I want to create a neural network which can add two integer numbers. I have designed it as follows:
question I have really low accuracy of 0.002% . what can i do to increase it?
For creating data:
import numpy as np import random a=[] b=[] c=[]
for i in range(1, 1001): a.append(random.randint(1,999)) b.append(random.randint(1,999)) c.append(a[i-1] + b[i-1])
X = np.array([a,b]).transpose() y = np.array(c).transpose().reshape(-1, 1)
scaling my data :
from sklearn.preprocessing import MinMaxScaler
minmax = MinMaxScaler()
minmax2 = MinMaxScaler()
X = minmax.fit_transform(X)
y = minmax2.fit_transform(y)
- The network :
from keras import Sequential
from keras.layers import Dense
from keras.optimizers import SGD
clfa = Sequential()
clfa.add(Dense(input_dim=2, output_dim=2, activation='sigmoid', kernel_initializer='he_uniform'))
clfa.add(Dense(output_dim=2, activation='sigmoid', kernel_initializer='uniform'))

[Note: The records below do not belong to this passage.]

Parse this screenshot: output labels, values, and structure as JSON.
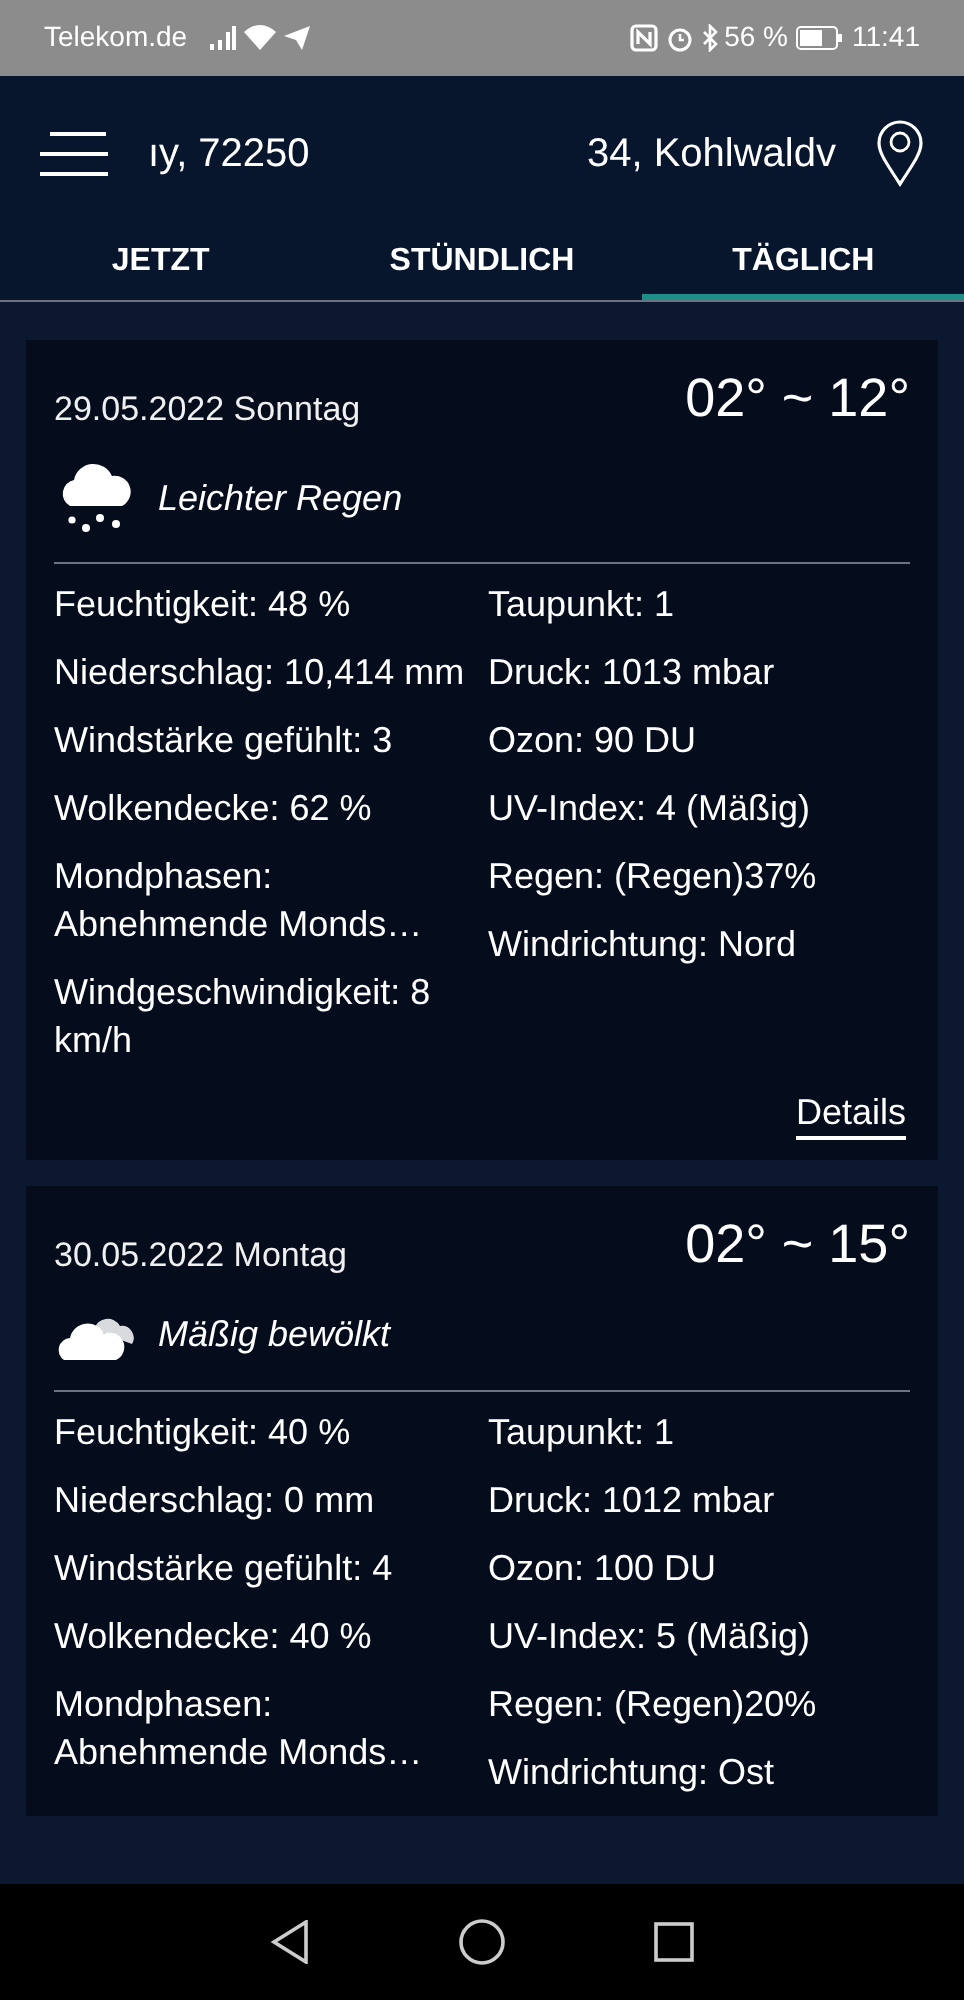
{
  "status_bar": {
    "carrier": "Telekom.de",
    "battery": "56 %",
    "time": "11:41"
  },
  "header": {
    "location_parts": [
      "ıy, 72250",
      "34, Kohlwaldv"
    ]
  },
  "tabs": [
    {
      "label": "JETZT",
      "selected": false
    },
    {
      "label": "STÜNDLICH",
      "selected": false
    },
    {
      "label": "TÄGLICH",
      "selected": true
    }
  ],
  "days": [
    {
      "date": "29.05.2022 Sonntag",
      "temp": "02° ~ 12°",
      "kind": "rain",
      "condition": "Leichter Regen",
      "left": [
        "Feuchtigkeit: 48 %",
        "Niederschlag: 10,414 mm",
        "Windstärke gefühlt: 3",
        "Wolkendecke: 62 %",
        "Mondphasen: Abnehmende Monds…",
        "Windgeschwindigkeit: 8 km/h"
      ],
      "right": [
        "Taupunkt: 1",
        "Druck: 1013 mbar",
        "Ozon: 90 DU",
        "UV-Index: 4 (Mäßig)",
        "Regen: (Regen)37%",
        "Windrichtung: Nord"
      ],
      "details": "Details"
    },
    {
      "date": "30.05.2022 Montag",
      "temp": "02° ~ 15°",
      "kind": "cloudy",
      "condition": "Mäßig bewölkt",
      "left": [
        "Feuchtigkeit: 40 %",
        "Niederschlag: 0 mm",
        "Windstärke gefühlt: 4",
        "Wolkendecke: 40 %",
        "Mondphasen: Abnehmende Monds…"
      ],
      "right": [
        "Taupunkt: 1",
        "Druck: 1012 mbar",
        "Ozon: 100 DU",
        "UV-Index: 5 (Mäßig)",
        "Regen: (Regen)20%",
        "Windrichtung: Ost"
      ]
    }
  ]
}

clfa.add(Dense(output_dim=2, activation='sigmoid', kernel_initializer='uniform'))
clfa.add(Dense(output_dim=2, activation='sigmoid', kernel_initializer='uniform'))
clfa.add(Dense(output_dim=1, activation='relu'))
opt = SGD(lr=0.01)
clfa.compile(opt, loss='mean_squared_error', metrics=['acc'])

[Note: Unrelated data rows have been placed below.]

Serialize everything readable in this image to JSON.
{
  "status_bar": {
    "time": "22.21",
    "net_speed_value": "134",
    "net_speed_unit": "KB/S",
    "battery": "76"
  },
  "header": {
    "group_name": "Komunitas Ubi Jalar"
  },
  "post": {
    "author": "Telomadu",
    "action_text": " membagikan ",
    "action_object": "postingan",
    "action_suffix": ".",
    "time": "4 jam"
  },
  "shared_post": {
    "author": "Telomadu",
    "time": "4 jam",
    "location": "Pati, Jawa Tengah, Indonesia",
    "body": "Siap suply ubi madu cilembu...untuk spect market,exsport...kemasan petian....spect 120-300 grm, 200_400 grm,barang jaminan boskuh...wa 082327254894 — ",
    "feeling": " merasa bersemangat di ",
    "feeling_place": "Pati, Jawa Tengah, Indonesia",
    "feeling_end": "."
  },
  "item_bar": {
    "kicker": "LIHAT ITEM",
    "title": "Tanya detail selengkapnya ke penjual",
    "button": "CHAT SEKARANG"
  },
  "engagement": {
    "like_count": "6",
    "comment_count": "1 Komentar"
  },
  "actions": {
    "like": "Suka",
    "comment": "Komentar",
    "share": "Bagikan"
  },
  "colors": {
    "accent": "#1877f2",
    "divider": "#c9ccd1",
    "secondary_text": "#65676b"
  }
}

clfa.fit(X, y, epochs=140)
outputs :
Epoch 133/140
1000/1000 [==============================] - 0s 39us/step - loss: 0.0012 - acc: 0.0020
Epoch 134/140
1000/1000 [==============================] - 0s 40us/step - loss: 0.0012 - acc: 0.0020
Epoch 135/140
1000/1000 [==============================] - 0s 41us/step - loss: 0.0012 - acc: 0.0020
Epoch 136/140
1000/1000 [==============================] - 0s 40us/step - loss: 0.0012 - acc: 0.0020
Epoch 137/140
1000/1000 [==============================] - 0s 41us/step - loss: 0.0012 - acc: 0.0020
Epoch 138/140
1000/1000 [==============================] - 0s 42us/step - loss: 0.0012 - acc: 0.0020
Epoch 139/140
1000/1000 [==============================] - 0s 40us/step - loss: 0.0012 - acc: 0.0020
Epoch 140/140
1000/1000 [==============================] - 0s 42us/step - loss: 0.0012 - acc: 0.0020
That is my code with console outputs..
I have tried every different combinations of optimizers, losses, and activations, plus this data fits perfectly a Linear Regression.